Hey Guys…Would You Loan Me $500?

cwt-edt

 

I mean… I hate to ask and all that…but I really need it for this thing that is really really important. I promise you I’ll give it back ‘cos look I’ve made out a plan of how I can pay you back by next month. I really, really, really need this, it’s a once in a lifetime opportunity and if I miss this it will NEVER come around again!

 

Have you heard the schpiel before? Indeed are you the one with the schpiel?

I’m going to tell you straight. I never loan or borrow money from friends or family. Period.

The quickest way to gain an enemy is to loan money to a friend or family member.

If I have it and want to give it, you can have it. If you have the manners to pay it back, however slowly or in whatever amounts (within reason) then you can come back and ask again any time you need help. If you are a pig and don’t even get back to me, just try asking me again.

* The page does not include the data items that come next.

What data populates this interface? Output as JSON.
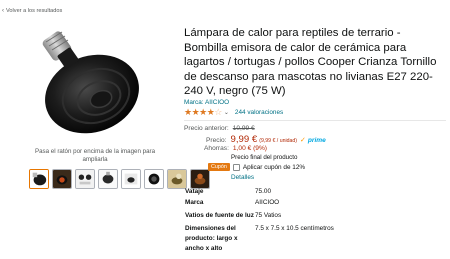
{
  "nav": {
    "back_label": "Volver a los resultados"
  },
  "gallery": {
    "hint": "Pasa el ratón por encima de la imagen para ampliarla",
    "thumbnail_count": 8
  },
  "product": {
    "title": "Lámpara de calor para reptiles de terrario - Bombilla emisora de calor de cerámica para lagartos / tortugas / pollos Cooper Crianza Tornillo de descanso para mascotas no livianas E27 220-240 V, negro (75 W)",
    "brand_link": "Marca: AIICIOO",
    "rating_stars": 4,
    "reviews": "244 valoraciones"
  },
  "pricing": {
    "previous_label": "Precio anterior:",
    "previous_value": "10,99 €",
    "price_label": "Precio:",
    "price_value": "9,99 €",
    "unit_price": "(9,99 € / unidad)",
    "prime": "prime",
    "savings_label": "Ahorras:",
    "savings_value": "1,00 € (9%)",
    "final_note": "Precio final del producto"
  },
  "coupon": {
    "badge": "Cupón",
    "apply_label": "Aplicar cupón de 12%",
    "details_link": "Detalles"
  },
  "specs": [
    {
      "key": "Vataje",
      "value": "75.00"
    },
    {
      "key": "Marca",
      "value": "AIICIOO"
    },
    {
      "key": "Vatios de fuente de luz",
      "value": "75 Vatios"
    },
    {
      "key": "Dimensiones del producto: largo x ancho x alto",
      "value": "7.5 x 7.5 x 10.5 centímetros"
    }
  ],
  "colors": {
    "link": "#007185",
    "price": "#b12704",
    "star": "#de7921",
    "prime": "#00a8e1",
    "coupon": "#e47911",
    "thumb_selected": "#e77600"
  }
}
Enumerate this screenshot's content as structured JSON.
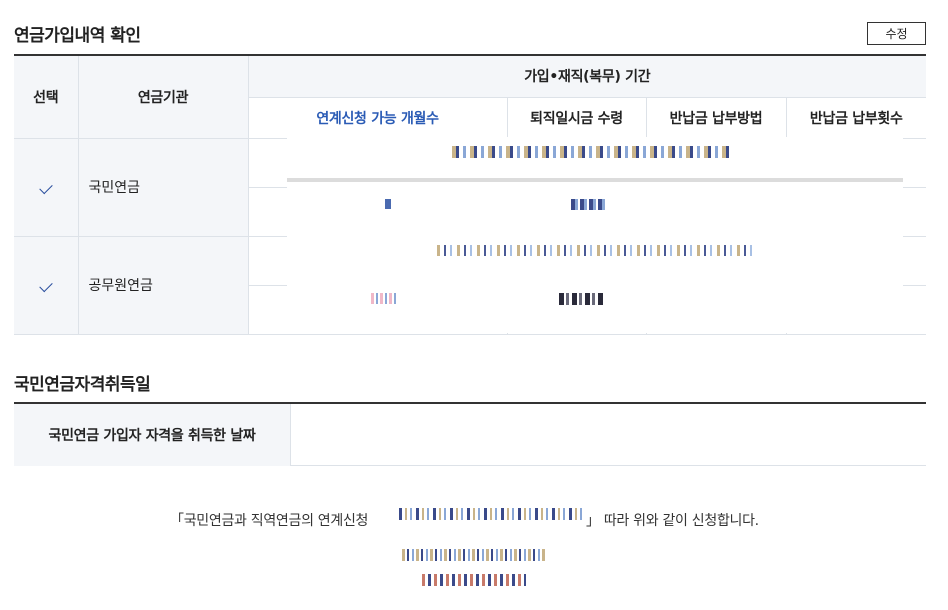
{
  "section1": {
    "title": "연금가입내역 확인",
    "edit_label": "수정"
  },
  "table": {
    "headers": {
      "select": "선택",
      "org": "연금기관",
      "period": "가입•재직(복무) 기간",
      "linkable_months": "연계신청 가능 개월수",
      "retirement_lump": "퇴직일시금 수령",
      "refund_method": "반납금 납부방법",
      "refund_count": "반납금 납부횟수"
    },
    "rows": [
      {
        "org": "국민연금",
        "selected": true
      },
      {
        "org": "공무원연금",
        "selected": true
      }
    ]
  },
  "section2": {
    "title": "국민연금자격취득일",
    "label": "국민연금 가입자 자격을 취득한 날짜"
  },
  "statement": {
    "pre": "「국민연금과 직역연금의 연계신청",
    "post": "」 따라 위와 같이 신청합니다."
  },
  "colors": {
    "accent_blue": "#2a5bb5",
    "header_bg": "#f4f6f9",
    "border": "#dde2e8"
  },
  "icons": {
    "check": "check-icon"
  }
}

But I will never chase that money because I would never give what I cannot afford to lose.

 

Them’s are my rules. I’m interested in yours?

 

I was once helping out someone who I was really impressed with. They’d spent quite a bit of time in prison and having come out had put together a show and tell highlighting the stark negatives of prison life which they had begun touring schools with.

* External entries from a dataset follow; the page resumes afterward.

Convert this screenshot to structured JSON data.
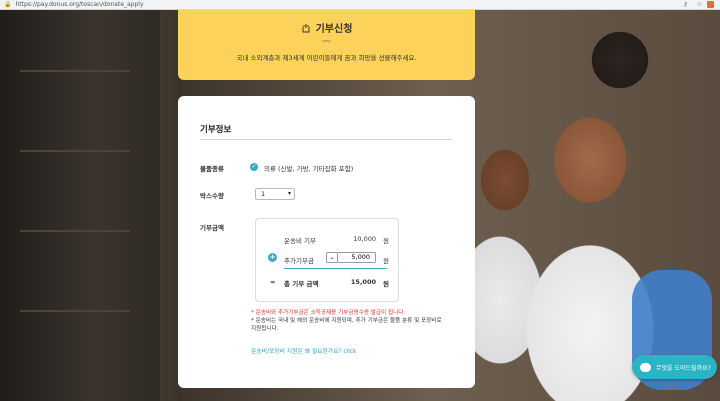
{
  "browser": {
    "url": "https://pay.donus.org/toscan/donate_apply",
    "extension_badge": "EX"
  },
  "banner": {
    "title": "기부신청",
    "wave": "〰",
    "subtitle": "국내 소외계층과 제3세계 어린이들에게 꿈과 희망을 선물해주세요."
  },
  "form": {
    "section_title": "기부정보",
    "item_type_label": "물품종류",
    "item_type_value": "의류 (신발, 가방, 기타잡화 포함)",
    "box_count_label": "박스수량",
    "box_count_value": "1",
    "amount_label": "기부금액",
    "shipping_label": "운송비 기부",
    "shipping_amount": "10,000",
    "won": "원",
    "extra_label": "추가기부금",
    "extra_amount": "5,000",
    "equals": "=",
    "total_label": "총 기부 금액",
    "total_amount": "15,000",
    "note_red": "* 운송비와 추가기부금은 소득공제용 기부금영수증 발급이 됩니다.",
    "note_1": "* 운송비는 국내 및 해외 운송비에 지원되며, 추가 기부금은 물품 분류 및 포장비로",
    "note_2": "지원됩니다.",
    "link_text": "운송비/포장비 지원은 왜 필요한가요? click"
  },
  "chat": {
    "label": "무엇을 도와드릴까요?"
  },
  "colors": {
    "banner_yellow": "#fdd25a",
    "accent_teal": "#3aa9c6",
    "warning_red": "#e0302d"
  }
}
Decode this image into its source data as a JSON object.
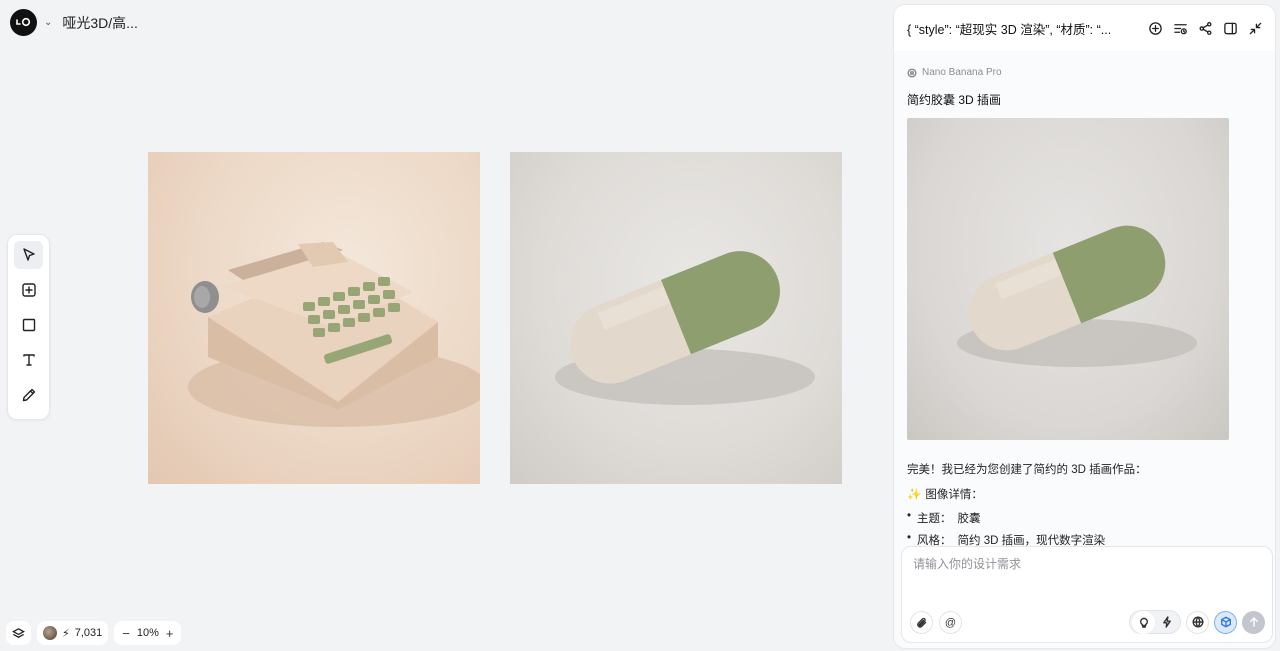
{
  "project": {
    "title": "哑光3D/高..."
  },
  "tools": [
    {
      "name": "select-tool",
      "icon": "cursor-icon",
      "active": true
    },
    {
      "name": "add-frame-tool",
      "icon": "add-square-icon",
      "active": false
    },
    {
      "name": "rectangle-tool",
      "icon": "square-icon",
      "active": false
    },
    {
      "name": "text-tool",
      "icon": "text-icon",
      "active": false
    },
    {
      "name": "pen-tool",
      "icon": "pen-icon",
      "active": false
    }
  ],
  "canvas": {
    "images": [
      {
        "subject": "typewriter",
        "bg": "#ecd8c6",
        "body": "#e6cdb5",
        "keys": "#98a675"
      },
      {
        "subject": "capsule",
        "bg": "#dedbd7",
        "left_color": "#e3d8cc",
        "right_color": "#8e9e6e"
      }
    ]
  },
  "status": {
    "credits": "7,031",
    "zoom": "10%",
    "zoom_out": "−",
    "zoom_in": "+",
    "bolt": "⚡"
  },
  "panel": {
    "title": "{ “style”: “超现实 3D 渲染”, “材质”: “...",
    "model": "Nano Banana Pro",
    "message_title": "简约胶囊 3D 插画",
    "reply": "完美！我已经为您创建了简约的 3D 插画作品：",
    "details_heading": "图像详情：",
    "details_emoji": "✨",
    "bullets": [
      {
        "key": "主题：",
        "value": "胶囊"
      },
      {
        "key": "风格：",
        "value": "简约 3D 插画，现代数字渲染"
      }
    ],
    "input_placeholder": "请输入你的设计需求",
    "mention": "@"
  },
  "colors": {
    "accent": "#2f7be0",
    "capsule_green": "#8e9e6e",
    "capsule_cream": "#e3d8cc"
  }
}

They had invited me to go along and tell my story as (hopefully) a counter balance to their own and as I had done the school tour motivational speaking thing many times before I was happy to freely give my time.

The problem

Then very early in the relationship I got the knock on the front door…

‘Um …can I come in? Sorry to bother you…um…I don’t like to ask…’

Me in my head: ‘Oh here we go!’

The story was they needed to pay a bill – it was very urgent…blah blah… can’t carry on with the tour unless it’s paid… yadda.

I knew that they were being backed by people who were handling the monies and other aspects of the whole ‘prison tour’ concept, so I asked why they hadn’t gone to the backers as it was in their interest to keep them on the tour. To be honest I can’t remember the answer because I knew it was BS. My brain has an auto-filter for BS.

The Solution

But just in case their issue was genuine I told them that this is what I’ll do. The bill was £200? Fine I would help them with £80. They should then go and find the remaining £120 and hand it to me and I will ring the company and pay the whole of this bill via credit card then and there.

Strangely enough they never came back.

😯

As well intentioned as they might have been I could see from this and other things they had told me that they were not listening to their own motivational messages about falling back into old habits and avoiding prison.

Judge Judy

Having been accosted only recently for large loans (plural) that ‘Honestly I can pay you back end of the month’ for complete and asinine frippery my gears have been grinded…. (ground?) I’ve watched many an episode of Judge Judy where countless friendships are trashed in court because people who thought they were helping out friends in dire need were flippantly told later in litigation that their savings or hard earned cash handed over to help their friend was a actually a non reimbursable gift i.e a legal get-out not to pay them back.

You know how when they’re begging for help it’s a loan and their generous friend is the GREATEST person on earth, but when it comes time to pay the money back their kind friend suddenly becomes Satan to them?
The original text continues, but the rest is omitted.